What it argues
The 15 Commitments of Conscious Leadership is organized around a single distinction: whether a leader is operating from "above the line" (open, curious, committed to learning) or "below the line" (defensive, closed, committed to being right). Dethmer, Chapman, and Klemp — all coaches who work with senior executives — argue that most organizational dysfunction traces back to leaders who are stuck below the line, and that the shift upward requires radical honesty, personal accountability, and a willingness to look at things most leaders prefer to avoid.

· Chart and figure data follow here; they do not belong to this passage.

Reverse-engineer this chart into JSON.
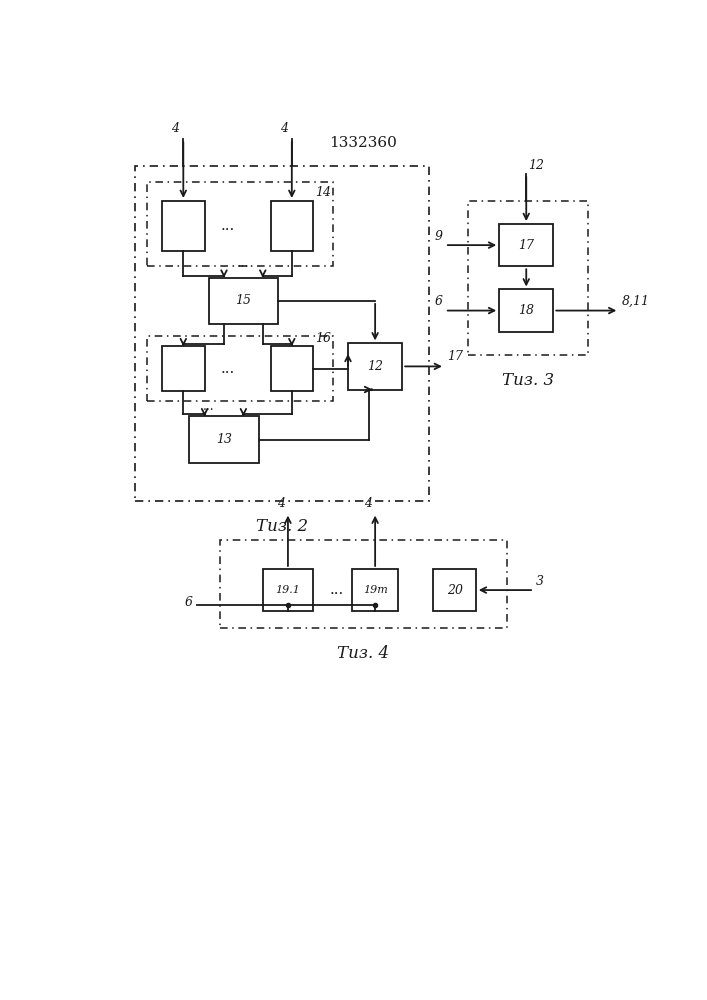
{
  "title": "1332360",
  "fig2_label": "Τиз. 2",
  "fig3_label": "Τиз. 3",
  "fig4_label": "Τиз. 4",
  "bg_color": "#ffffff",
  "line_color": "#1a1a1a",
  "box_color": "#ffffff"
}
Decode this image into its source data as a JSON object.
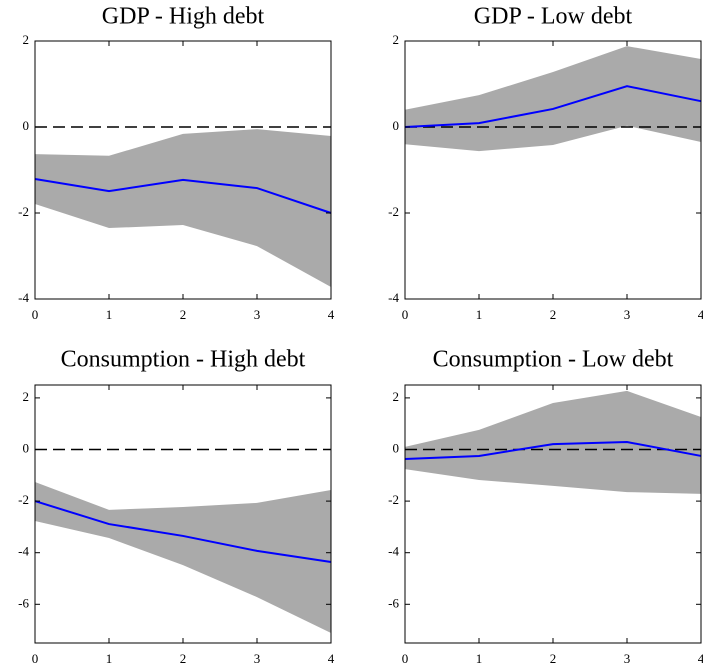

The fifteen commitments range from the foundational (taking full responsibility, no longer blaming or complaining) to the more unconventional (speaking your truth, creating a safe space for candor, eliminating gossip entirely). Each chapter presents a commitment as a spectrum: the "to me" victim stance at one end and the "by me" conscious stance at the other. The authors are explicit that the point isn't moral self-improvement but effectiveness — leaders below the line drain energy, create fear, and produce the exact problems they're trying to solve.
What it gets right
- 1.
The above-the-line/below-the-line distinction is the book's core: conscious leaders remain open and curious, while unconscious leaders close down and defend. Most people spend most of their time below the line.
- 2.
Radical personal responsibility means taking ownership of everything that happens in your life and organization, not as self-blame, but as the recognition that how you respond is always yours.
- 3.
Gossip is defined as any communication about another person that you wouldn't make directly to them. Eliminating it changes organizational culture faster than most other interventions.
What it covers
Who wrote it
Jim Dethmer, Diana Chapman, and Kaley Klemp are executive coaches who founded The Conscious Leadership Group, which works with CEOs and senior leadership teams. Dethmer previously served as a teaching pastor at Willow Creek Community Church. Chapman is a long-time coach and facilitator to Fortune 500 executives. Klemp is a leadership coach and author of The Drama-Free Office. Together they developed the framework presented in this book over more than a decade of direct coaching work with organizational leaders.